O caso será investigado pela Polícia Federal.

O Ministério da Saúde marcou reunião interna nesta quarta-feira (28) para discutir o incêndio no Hospital Federal de Bonsucesso, no Rio, que vitimou 3 pacientes, sendo que o governo federal já havia sido alertado para os riscos com superaquecimento do transformador da subestação do local.

Um homem de 39 anos foi a terceira vítima, de acordo com funcionários do Ministério da Saúde. Ele havia sido retirado do hospital, estava entubado em uma ambulância e não resistiu. As outras duas vítimas, uma mulher de 42 e outra de 83 anos, estavam com coronavírus, dificuldade respiratória, e não sobreviveram.

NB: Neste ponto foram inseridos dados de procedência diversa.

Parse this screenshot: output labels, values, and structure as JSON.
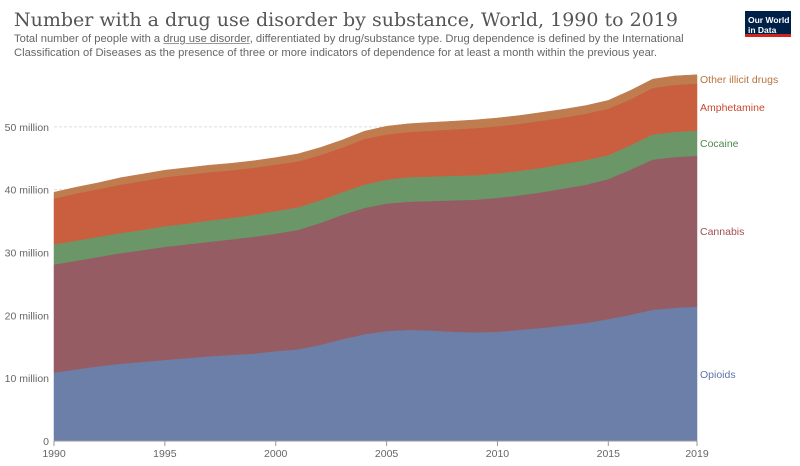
{
  "header": {
    "title": "Number with a drug use disorder by substance, World, 1990 to 2019",
    "subtitle_before": "Total number of people with a ",
    "subtitle_link": "drug use disorder",
    "subtitle_after": ", differentiated by drug/substance type. Drug dependence is defined by the International Classification of Diseases as the presence of three or more indicators of dependence for at least a month within the previous year.",
    "logo_line1": "Our World",
    "logo_line2": "in Data"
  },
  "chart_data": {
    "type": "area",
    "stacked": true,
    "x": [
      1990,
      1991,
      1992,
      1993,
      1994,
      1995,
      1996,
      1997,
      1998,
      1999,
      2000,
      2001,
      2002,
      2003,
      2004,
      2005,
      2006,
      2007,
      2008,
      2009,
      2010,
      2011,
      2012,
      2013,
      2014,
      2015,
      2016,
      2017,
      2018,
      2019
    ],
    "series": [
      {
        "name": "Opioids",
        "color": "#6b7fa8",
        "values": [
          10.9,
          11.4,
          11.9,
          12.3,
          12.6,
          12.9,
          13.2,
          13.5,
          13.7,
          13.9,
          14.3,
          14.6,
          15.3,
          16.2,
          17.0,
          17.5,
          17.7,
          17.6,
          17.4,
          17.3,
          17.4,
          17.7,
          18.0,
          18.4,
          18.8,
          19.4,
          20.1,
          20.9,
          21.2,
          21.4
        ]
      },
      {
        "name": "Cannabis",
        "color": "#955c63",
        "values": [
          17.2,
          17.3,
          17.4,
          17.6,
          17.8,
          18.0,
          18.1,
          18.2,
          18.4,
          18.6,
          18.7,
          19.0,
          19.4,
          19.8,
          20.1,
          20.3,
          20.4,
          20.6,
          20.9,
          21.1,
          21.3,
          21.4,
          21.6,
          21.8,
          22.0,
          22.3,
          23.1,
          23.9,
          24.0,
          24.0
        ]
      },
      {
        "name": "Cocaine",
        "color": "#6b9668",
        "values": [
          3.2,
          3.2,
          3.2,
          3.2,
          3.2,
          3.3,
          3.3,
          3.4,
          3.4,
          3.5,
          3.6,
          3.6,
          3.6,
          3.6,
          3.7,
          3.8,
          3.9,
          3.9,
          3.9,
          3.9,
          3.9,
          3.9,
          3.9,
          3.9,
          3.9,
          3.8,
          3.9,
          4.0,
          4.0,
          4.0
        ]
      },
      {
        "name": "Amphetamine",
        "color": "#ca5f40",
        "values": [
          7.3,
          7.5,
          7.6,
          7.7,
          7.8,
          7.8,
          7.8,
          7.7,
          7.6,
          7.5,
          7.4,
          7.3,
          7.2,
          7.1,
          7.3,
          7.2,
          7.2,
          7.3,
          7.4,
          7.5,
          7.5,
          7.5,
          7.5,
          7.4,
          7.4,
          7.4,
          7.3,
          7.4,
          7.5,
          7.5
        ]
      },
      {
        "name": "Other illicit drugs",
        "color": "#bf7d4f",
        "values": [
          1.0,
          1.0,
          1.0,
          1.1,
          1.1,
          1.1,
          1.1,
          1.1,
          1.1,
          1.1,
          1.1,
          1.2,
          1.2,
          1.2,
          1.2,
          1.3,
          1.3,
          1.3,
          1.3,
          1.3,
          1.3,
          1.3,
          1.3,
          1.3,
          1.3,
          1.3,
          1.4,
          1.4,
          1.4,
          1.4
        ]
      }
    ],
    "y_ticks": [
      0,
      10,
      20,
      30,
      40,
      50
    ],
    "y_tick_labels": [
      "0",
      "10 million",
      "20 million",
      "30 million",
      "40 million",
      "50 million"
    ],
    "x_ticks": [
      1990,
      1995,
      2000,
      2005,
      2010,
      2015,
      2019
    ],
    "ylim": [
      0,
      60
    ],
    "xlim": [
      1990,
      2019
    ],
    "grid": "horizontal dashed",
    "legend": "inline labels at right end of series",
    "legend_colors": [
      "#5f74a8",
      "#a24e53",
      "#4d8a4a",
      "#c5492f",
      "#b8743e"
    ]
  }
}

Em ofício, ao qual a CNN teve acesso, a diretora do hospital, Cristiane Rose Jourdan, apela ao Ministério por uma atitude urgente, diante do que ela classificou de possíveis "consequências catastróficas". O problema era o transformador do hospital, que vinha registrando superaquecimento de 148,5 graus Celsius. O documento é de agosto do ano passado. E chama atenção para o alto risco de explosão, de inoperância do sistema elétrico e até morte de operadores. Não há informações de que alguma medida tenha sido tomada.

No texto, a diretora alerta para as responsabilidades da União, que faz a gestão do hospital. "Lembro que o risco de qualquer trágico acontecimento levará o Estado, no caso a União, a responder omissão específica com grandes prejuízos ao patrimônio público e por danos causados por não se mobilizar e evitar o dano já conhecido", afirma.

Em nota, o ministério da Saúde afirmou que "a pasta se solidariza com as famílias e não vai medir esforços para garantir a segurança e saúde dos pacientes, profissionais de saúde e funcionários da instituição".

O caso será investigado pela Polícia Federal.